The river eventually swept them around a bend and put the landing out of sight. Now that they could safely get to the other side of the canoe they could kick to some effect, and in short order they fetched up on land. That side of the canoe was shot to pieces beyond repair, so they left it wallowing in the shallow water and set out walking upstream.

When they got to the house, Inman gave the girl more money as compensation for the old dugout, and she gave him directions for finding the roads west.

—Some few miles up, this river forks out into the Haw and the Deep. The Deep’s the left fork and you’ll stay near it for some time, for it runs mainly from the west.

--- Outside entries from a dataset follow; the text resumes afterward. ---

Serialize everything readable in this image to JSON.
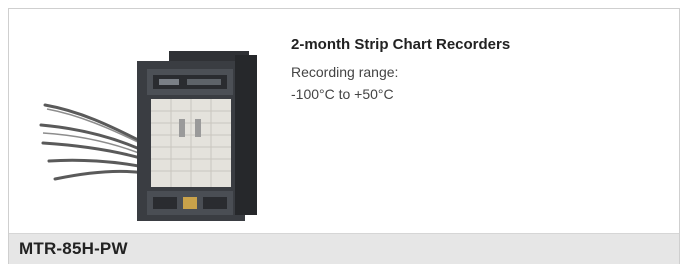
{
  "product": {
    "title": "2-month Strip Chart Recorders",
    "details": [
      "Recording range:",
      "-100°C to +50°C"
    ],
    "model": "MTR-85H-PW",
    "image_name": "strip-chart-recorder-photo"
  },
  "colors": {
    "card_border": "#cfcfcf",
    "footer_bg": "#e6e6e6",
    "text_dark": "#222222",
    "text_body": "#444444"
  }
}
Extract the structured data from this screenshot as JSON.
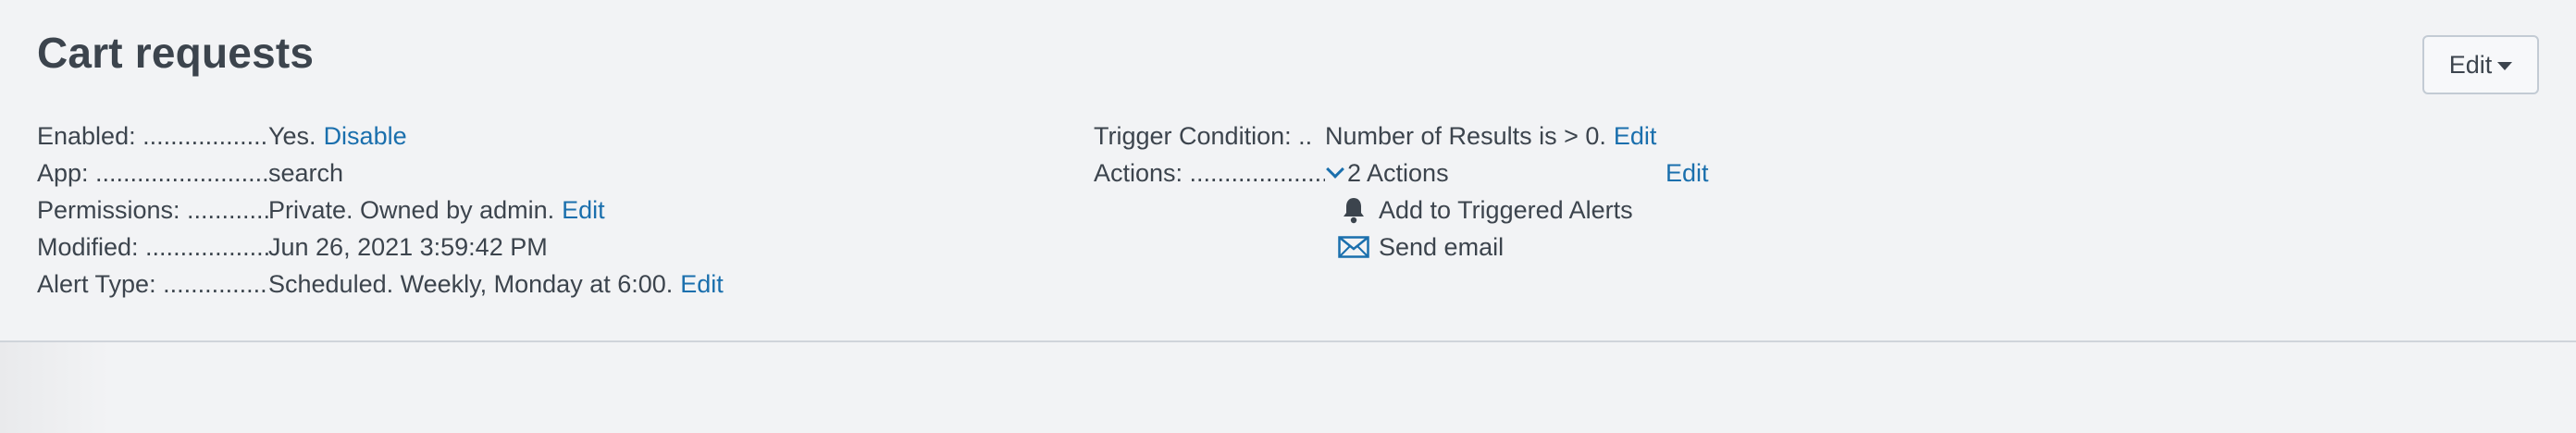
{
  "header": {
    "title": "Cart requests",
    "edit_button": "Edit"
  },
  "left": {
    "enabled": {
      "label": "Enabled: ....................",
      "value": "Yes.",
      "link": "Disable"
    },
    "app": {
      "label": "App: ..........................",
      "value": "search"
    },
    "permissions": {
      "label": "Permissions: ............",
      "value": "Private. Owned by admin.",
      "link": "Edit"
    },
    "modified": {
      "label": "Modified: ..................",
      "value": "Jun 26, 2021 3:59:42 PM"
    },
    "alert_type": {
      "label": "Alert Type: ................",
      "value": "Scheduled. Weekly, Monday at 6:00.",
      "link": "Edit"
    }
  },
  "right": {
    "trigger": {
      "label": "Trigger Condition: ..",
      "value": "Number of Results is > 0.",
      "link": "Edit"
    },
    "actions": {
      "label": "Actions: ....................",
      "summary": "2 Actions",
      "link": "Edit",
      "items": [
        {
          "icon": "bell-icon",
          "label": "Add to Triggered Alerts"
        },
        {
          "icon": "envelope-icon",
          "label": "Send email"
        }
      ]
    }
  },
  "colors": {
    "link": "#1a6fad",
    "text": "#3c444d",
    "background": "#f2f3f5"
  }
}
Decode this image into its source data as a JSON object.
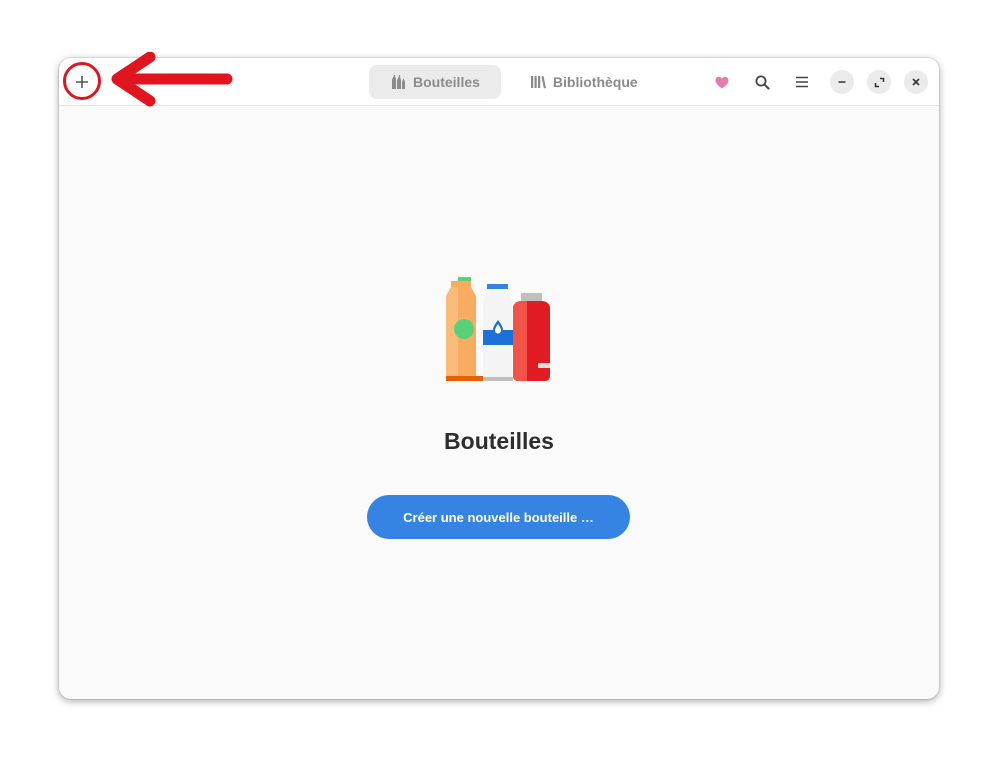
{
  "header": {
    "add_icon": "plus-icon",
    "tabs": [
      {
        "label": "Bouteilles",
        "icon": "bottles-icon",
        "active": true
      },
      {
        "label": "Bibliothèque",
        "icon": "library-icon",
        "active": false
      }
    ],
    "actions": [
      "heart-icon",
      "search-icon",
      "menu-icon"
    ],
    "window_controls": [
      "minimize-icon",
      "maximize-icon",
      "close-icon"
    ]
  },
  "main": {
    "title": "Bouteilles",
    "create_button_label": "Créer une nouvelle bouteille …",
    "illustration": "bottles-illustration"
  },
  "annotation": {
    "shape": "red circle and arrow",
    "color": "#e0151f"
  },
  "colors": {
    "accent": "#3584e4",
    "heart": "#e27dab",
    "annotation": "#e0151f"
  }
}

Inman walked on up the river until he reached the forks, and then he went into the brush until he was hid. He dared not light a fire to make corn mush and so ate but a green windfall apple he had picked up out of the road and the cheese and dry biscuit, which now carried a strong foretaste of the Cape Fear. He kicked together a bed of duff deep enough to keep him off the damp ground and stretched out and slept for three hours. He awoke sore and bruised about the face from the fight. Blisters of poison ivy beaded up on his hands and forearms from his flight through the flatwoods. When he put a hand to his neck, he found fresh blood where his wound had cracked open and leaked, from the strain of whipping the three men or from the soaking in the river. He took up his packs and set off again walking.